Improving the reliability of internet paths with one-hop source routing

  • Authors:
  • Krishna P. Gummadi;Harsha V. Madhyastha;Steven D. Gribble;Henry M. Levy;David Wetherall

  • Affiliations:
  • Department of Computer Science & Engineering, University of Washington;Department of Computer Science & Engineering, University of Washington;Department of Computer Science & Engineering, University of Washington;Department of Computer Science & Engineering, University of Washington;Department of Computer Science & Engineering, University of Washington

  • Venue:
  • OSDI'04 Proceedings of the 6th conference on Symposium on Opearting Systems Design & Implementation - Volume 6
  • Year:
  • 2004

Quantified Score

Hi-index 0.02

Visualization

Abstract

Recent work has focused on increasing availability in the face of Internet path failures. To date, proposed solutions have relied on complex routing and path-monitoring schemes, trading scalability for availability among a relatively small set of hosts. This paper proposes a simple, scalable approach to recover from Internet path failures. Our contributions are threefold. First, we conduct a broad measurement study of Internet path failures on a collection of 3,153 Internet destinations consisting of popular Web servers, broad-band hosts, and randomly selected nodes. We monitored these destinations from 67 PlanetLab vantage points over a period of seven days, and found availabilities ranging from 99.6% for servers to 94.4% for broadband hosts. When failures do occur, many appear too close to the destination (e.g., last-hop and end-host failures) to be mitigated through alternative routing techniques of any kind. Second, we show that for the failures that can be addressed through routing, a simple, scalable technique, called one-hop source routing, can achieve close to the maximum benefit available with very low overhead. When a path failure occurs, our scheme attempts to recover from it by routing indirectly through a small set of randomly chosen intermediaries.
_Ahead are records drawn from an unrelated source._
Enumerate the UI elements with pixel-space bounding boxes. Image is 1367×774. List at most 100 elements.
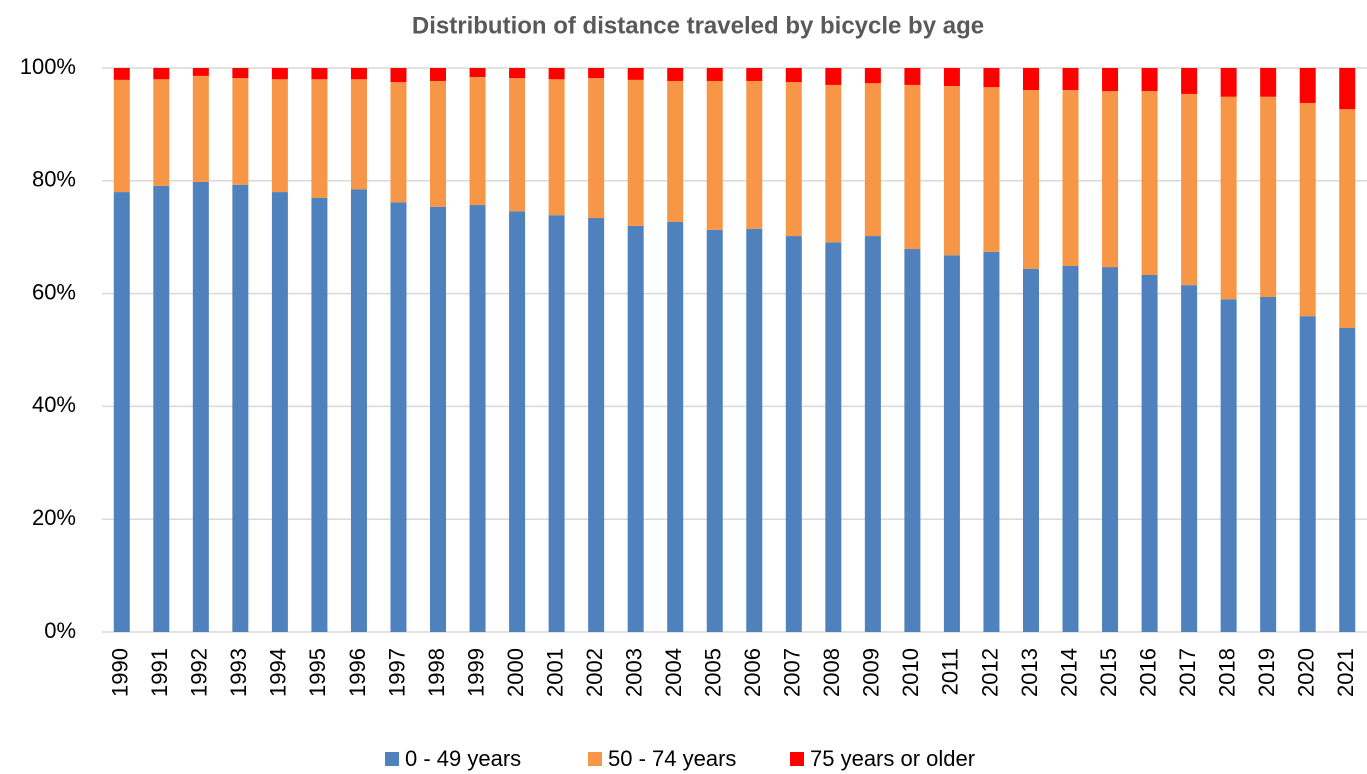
- bar-segment: [1220, 299, 1237, 632]
- x-tick-label: 1992: [187, 648, 212, 697]
- bar-segment: [943, 68, 960, 87]
- bar-segment: [390, 82, 407, 203]
- bar-segment: [469, 77, 486, 206]
- bar-segment: [1260, 68, 1277, 97]
- x-tick-label: 2000: [503, 648, 528, 697]
- bar-segment: [746, 68, 763, 81]
- bar-segment: [1181, 68, 1198, 94]
- x-tick-label: 2008: [819, 648, 844, 697]
- bar-segment: [548, 215, 565, 633]
- bar-segment: [1141, 68, 1158, 92]
- x-tick-label: 2013: [1017, 648, 1042, 697]
- x-tick-label: 2015: [1096, 648, 1121, 697]
- bar-segment: [469, 68, 486, 78]
- bar-segment: [667, 68, 684, 81]
- bar-segment: [1102, 68, 1119, 92]
- bar-segment: [1062, 89, 1079, 266]
- x-tick-label: 2009: [859, 648, 884, 697]
- bar-segment: [390, 202, 407, 632]
- bar-segment: [271, 192, 288, 632]
- bar-segment: [390, 68, 407, 83]
- x-tick-label: 1996: [345, 648, 370, 697]
- y-tick-label: 60%: [32, 279, 76, 304]
- x-tick-label: 2001: [542, 648, 567, 697]
- bar-segment: [825, 242, 842, 632]
- bar-segment: [1299, 68, 1316, 103]
- bar-segment: [311, 79, 328, 198]
- x-tick-label: 2016: [1135, 648, 1160, 697]
- bar-segment: [706, 80, 723, 230]
- x-tick-label: 2010: [898, 648, 923, 697]
- bar-segment: [509, 68, 526, 79]
- bar-segment: [232, 184, 249, 633]
- bar-segment: [1260, 96, 1277, 297]
- bar-segment: [706, 68, 723, 81]
- bar-segment: [153, 185, 170, 632]
- bar-segment: [983, 251, 1000, 632]
- x-tick-label: 2006: [740, 648, 765, 697]
- bar-segment: [113, 68, 130, 80]
- bar-segment: [271, 79, 288, 193]
- bar-segment: [1299, 316, 1316, 632]
- bar-segment: [1062, 265, 1079, 632]
- bar-segment: [192, 75, 209, 182]
- bar-segment: [113, 192, 130, 632]
- bar-segment: [667, 221, 684, 633]
- bar-segment: [350, 189, 367, 632]
- bar-segment: [232, 78, 249, 185]
- bar-segment: [1022, 268, 1039, 632]
- bar-segment: [311, 68, 328, 80]
- bar-segment: [785, 236, 802, 632]
- x-tick-label: 2020: [1294, 648, 1319, 697]
- bar-segment: [588, 78, 605, 219]
- bar-segment: [706, 229, 723, 633]
- chart-title: Distribution of distance traveled by bic…: [412, 12, 984, 39]
- bar-segment: [1022, 89, 1039, 269]
- bar-segment: [1102, 91, 1119, 268]
- bar-segment: [192, 181, 209, 633]
- x-tick-label: 2004: [661, 648, 686, 697]
- bar-segment: [1141, 274, 1158, 632]
- legend-marker: [385, 752, 399, 766]
- bar-segment: [627, 225, 644, 633]
- bar-segment: [864, 68, 881, 84]
- bar-segment: [943, 86, 960, 256]
- bar-segment: [785, 68, 802, 83]
- bar-segment: [509, 211, 526, 633]
- bar-segment: [469, 205, 486, 632]
- bar-segment: [904, 84, 921, 250]
- bar-segment: [1220, 68, 1237, 97]
- bar-segment: [785, 82, 802, 237]
- bar-segment: [271, 68, 288, 80]
- x-tick-label: 2014: [1056, 648, 1081, 697]
- bar-segment: [667, 80, 684, 222]
- bar-segment: [1141, 91, 1158, 275]
- bar-segment: [153, 79, 170, 186]
- bar-segment: [1339, 109, 1356, 329]
- bar-segment: [1062, 68, 1079, 90]
- bar-segment: [311, 197, 328, 632]
- y-tick-label: 40%: [32, 392, 76, 417]
- legend-marker: [588, 752, 602, 766]
- bar-segment: [1339, 68, 1356, 110]
- x-tick-label: 1995: [305, 648, 330, 697]
- bar-segment: [509, 78, 526, 212]
- bar-segment: [548, 68, 565, 80]
- bar-segment: [825, 68, 842, 85]
- bar-segment: [232, 68, 249, 79]
- x-tick-label: 1993: [226, 648, 251, 697]
- x-tick-label: 1998: [424, 648, 449, 697]
- bar-segment: [153, 68, 170, 80]
- bar-segment: [983, 87, 1000, 252]
- legend-marker: [790, 752, 804, 766]
- y-tick-label: 20%: [32, 505, 76, 530]
- legend-label: 75 years or older: [810, 746, 975, 771]
- bar-segment: [904, 68, 921, 85]
- bar-segment: [430, 206, 447, 632]
- x-tick-label: 1991: [147, 648, 172, 697]
- bar-segment: [588, 68, 605, 79]
- bar-segment: [548, 79, 565, 216]
- y-tick-label: 100%: [20, 54, 76, 79]
- x-tick-label: 2018: [1214, 648, 1239, 697]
Third, we implemented and deployed a prototype one-hop source routing infrastructure on PlanetLab. Over a three day period, we repeatedly fetched documents from 982 popular Internet Web servers and used one-hop source routing to attempt to route around the failures we observed. Our results show that our prototype successfully recovered from 56% of network failures. However, we also found a large number of server failures that cannot be addressed through alternative routing. Our research demonstrates that one-hop source routing is easy to implement, adds negligible overhead, and achieves close to the maximum benefit available to indirect routing schemes, without the need for path monitoring, history, or a-priori knowledge of any kind.